I find it difficult to believe that the Legislature intended the result which follows from the majority's decision to read § 23 as having superseded pre-existing regulations. Under the majority's reading of the section, the use of all substances "other than food" which could "affect * * * any function of * * *" a horse (including medications whose acceptability has long been established) was abruptly prohibited, as of the effective date of the statute. The status of such non-narcotic substances as those involved in the present appeal has been thrown completely into limbo, until such time that defendant sees fit to promulgate detailed new rules governing the use of all conceivable substances which could fall within the foregoing broad definition of "drug".
Under the majority's interpretation of the new section, this state's racing industry is faced with a whole new array of uncertainties: not only the question of which substances will be rendered permissible under newly promulgated rules, but the more fundamental question of whether (let alone when) defendant may see fit to promulgate new rules.
The horse racing industry now faces a potential for arbitrary and capricious administration of discipline for "violations" of the amended section. This follows from the fact that if existing regulations have been superseded without having been re-promulgated, there are no standards to guide defendant in determining (1) which substances constitute impermissible "drugs", and (2) which penalties are appropriate for each substance.
I believe that the amended section should be read as an effort to affirm defendant's jurisdiction to regulate the use of substances which are not stimulants or depressants, but which could nonetheless have some effect on the structure or bodily functions of race horses. The amendment served to eliminate any doubt that the Legislature intended to confer upon defendant the authority to regulate such non-narcotic substances, should defendant see fit to do so, by means of supplementary regulations. The Legislature thereby made it clear that it had delegated additional regulatory authority; it did not manifest any intention to exercise that authority directly, by means of any statutory amendment of pre-existing rules.
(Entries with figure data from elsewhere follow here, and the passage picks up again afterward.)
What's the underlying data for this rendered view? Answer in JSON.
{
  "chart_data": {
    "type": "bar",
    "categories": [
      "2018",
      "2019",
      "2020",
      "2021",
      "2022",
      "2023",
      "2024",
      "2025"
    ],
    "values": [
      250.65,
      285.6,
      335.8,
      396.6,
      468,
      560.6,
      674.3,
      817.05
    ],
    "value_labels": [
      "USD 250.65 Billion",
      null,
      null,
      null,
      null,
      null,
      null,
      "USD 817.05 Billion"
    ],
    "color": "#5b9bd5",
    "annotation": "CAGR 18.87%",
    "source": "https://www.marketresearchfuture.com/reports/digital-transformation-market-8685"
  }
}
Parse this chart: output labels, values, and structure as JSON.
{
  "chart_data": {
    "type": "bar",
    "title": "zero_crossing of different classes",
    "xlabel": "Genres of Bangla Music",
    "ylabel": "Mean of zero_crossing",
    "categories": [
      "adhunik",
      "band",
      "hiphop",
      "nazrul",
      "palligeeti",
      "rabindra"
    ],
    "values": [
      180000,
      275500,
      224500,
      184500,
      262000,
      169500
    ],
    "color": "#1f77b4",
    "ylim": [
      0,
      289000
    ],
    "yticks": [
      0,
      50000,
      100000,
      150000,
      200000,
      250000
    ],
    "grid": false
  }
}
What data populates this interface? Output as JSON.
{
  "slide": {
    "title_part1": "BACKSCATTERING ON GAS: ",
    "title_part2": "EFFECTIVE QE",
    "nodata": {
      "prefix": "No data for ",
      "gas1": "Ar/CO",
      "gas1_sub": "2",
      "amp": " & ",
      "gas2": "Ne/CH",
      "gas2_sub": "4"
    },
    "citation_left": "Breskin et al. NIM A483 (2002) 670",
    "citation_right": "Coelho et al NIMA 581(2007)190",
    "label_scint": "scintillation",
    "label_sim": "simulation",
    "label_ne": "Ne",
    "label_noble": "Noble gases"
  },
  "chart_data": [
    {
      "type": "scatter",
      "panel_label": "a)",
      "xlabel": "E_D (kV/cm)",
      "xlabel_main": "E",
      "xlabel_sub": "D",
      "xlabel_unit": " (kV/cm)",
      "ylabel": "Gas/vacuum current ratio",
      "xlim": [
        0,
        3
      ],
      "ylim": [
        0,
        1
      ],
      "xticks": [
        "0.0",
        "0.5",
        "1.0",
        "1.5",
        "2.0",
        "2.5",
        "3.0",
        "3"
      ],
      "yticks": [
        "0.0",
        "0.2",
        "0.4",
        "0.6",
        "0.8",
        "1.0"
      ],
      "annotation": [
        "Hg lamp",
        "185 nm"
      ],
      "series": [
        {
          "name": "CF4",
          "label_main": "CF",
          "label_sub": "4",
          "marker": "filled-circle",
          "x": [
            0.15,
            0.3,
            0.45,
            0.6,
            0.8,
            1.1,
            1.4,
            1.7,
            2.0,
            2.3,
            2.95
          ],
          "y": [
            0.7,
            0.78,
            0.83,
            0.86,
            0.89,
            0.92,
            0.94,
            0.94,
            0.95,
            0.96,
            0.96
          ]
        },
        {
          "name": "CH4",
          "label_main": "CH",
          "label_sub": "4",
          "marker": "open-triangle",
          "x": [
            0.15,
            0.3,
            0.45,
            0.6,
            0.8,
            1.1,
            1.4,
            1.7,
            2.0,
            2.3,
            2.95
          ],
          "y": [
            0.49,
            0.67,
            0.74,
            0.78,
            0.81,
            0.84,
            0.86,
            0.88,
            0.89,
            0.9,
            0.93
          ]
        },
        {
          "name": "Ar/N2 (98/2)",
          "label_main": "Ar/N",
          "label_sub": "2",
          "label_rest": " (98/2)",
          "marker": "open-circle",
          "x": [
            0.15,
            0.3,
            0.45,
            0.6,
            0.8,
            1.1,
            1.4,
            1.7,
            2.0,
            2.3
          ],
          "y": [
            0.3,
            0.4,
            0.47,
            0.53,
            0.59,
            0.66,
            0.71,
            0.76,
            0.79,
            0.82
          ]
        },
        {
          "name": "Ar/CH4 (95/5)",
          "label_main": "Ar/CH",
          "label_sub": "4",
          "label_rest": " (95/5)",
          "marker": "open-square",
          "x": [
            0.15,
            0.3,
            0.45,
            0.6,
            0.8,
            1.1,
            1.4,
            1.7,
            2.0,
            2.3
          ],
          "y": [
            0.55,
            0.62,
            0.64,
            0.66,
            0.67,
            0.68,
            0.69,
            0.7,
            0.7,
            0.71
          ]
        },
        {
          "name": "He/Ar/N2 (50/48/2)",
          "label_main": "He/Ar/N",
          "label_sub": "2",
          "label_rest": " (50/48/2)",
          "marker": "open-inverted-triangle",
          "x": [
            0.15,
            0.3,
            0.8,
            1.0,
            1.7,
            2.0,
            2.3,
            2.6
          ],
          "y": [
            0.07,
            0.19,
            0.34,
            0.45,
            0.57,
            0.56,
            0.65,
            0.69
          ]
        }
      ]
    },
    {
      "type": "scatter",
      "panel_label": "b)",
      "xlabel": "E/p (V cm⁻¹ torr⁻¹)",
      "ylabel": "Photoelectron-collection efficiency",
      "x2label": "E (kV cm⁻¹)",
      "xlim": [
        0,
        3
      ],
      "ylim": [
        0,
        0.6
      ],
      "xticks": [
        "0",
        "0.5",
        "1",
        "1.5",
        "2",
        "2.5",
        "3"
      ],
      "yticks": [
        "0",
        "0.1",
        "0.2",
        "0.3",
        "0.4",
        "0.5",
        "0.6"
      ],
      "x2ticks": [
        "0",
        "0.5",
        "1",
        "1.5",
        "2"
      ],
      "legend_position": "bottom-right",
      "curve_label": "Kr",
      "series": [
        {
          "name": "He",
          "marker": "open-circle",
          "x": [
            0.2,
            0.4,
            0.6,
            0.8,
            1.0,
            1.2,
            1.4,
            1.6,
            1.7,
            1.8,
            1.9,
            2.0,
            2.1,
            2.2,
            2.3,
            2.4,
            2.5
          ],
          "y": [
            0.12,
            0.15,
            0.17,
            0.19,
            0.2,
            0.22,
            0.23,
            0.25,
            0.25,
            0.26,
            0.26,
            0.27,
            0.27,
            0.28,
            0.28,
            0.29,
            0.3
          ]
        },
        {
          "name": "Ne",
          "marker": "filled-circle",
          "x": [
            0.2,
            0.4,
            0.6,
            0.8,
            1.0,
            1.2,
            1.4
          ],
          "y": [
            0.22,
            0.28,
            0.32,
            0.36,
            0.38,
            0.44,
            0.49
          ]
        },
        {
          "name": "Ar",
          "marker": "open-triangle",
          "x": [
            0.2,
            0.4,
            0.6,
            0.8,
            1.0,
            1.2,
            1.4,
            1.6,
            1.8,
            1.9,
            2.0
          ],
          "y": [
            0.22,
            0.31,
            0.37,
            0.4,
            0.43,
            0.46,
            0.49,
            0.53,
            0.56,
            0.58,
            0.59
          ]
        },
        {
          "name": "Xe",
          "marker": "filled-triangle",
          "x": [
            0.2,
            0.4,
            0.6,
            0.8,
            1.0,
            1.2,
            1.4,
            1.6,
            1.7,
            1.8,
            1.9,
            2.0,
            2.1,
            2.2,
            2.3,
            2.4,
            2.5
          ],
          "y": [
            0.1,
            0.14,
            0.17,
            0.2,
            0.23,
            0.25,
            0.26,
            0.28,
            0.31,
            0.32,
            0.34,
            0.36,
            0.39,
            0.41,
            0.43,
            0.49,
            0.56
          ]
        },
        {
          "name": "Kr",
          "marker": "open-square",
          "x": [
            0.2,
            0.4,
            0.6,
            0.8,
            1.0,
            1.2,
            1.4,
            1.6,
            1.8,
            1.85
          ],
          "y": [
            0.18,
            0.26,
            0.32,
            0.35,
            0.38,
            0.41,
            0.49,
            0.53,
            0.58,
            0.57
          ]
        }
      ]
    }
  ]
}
Absent some express statement indicating an intention to amend or rescind defendant's existing rules, I find no basis for any conclusion that those rules have been impaired by passage of the amended section. Henderson, supra. I would hold that the rules previously promulgated by defendant remain in force, and I would issue an order reversing the trial court's decision and directing defendant to apply those rules in determining whether plaintiffs acted properly in administering the substances in question to their respective horses.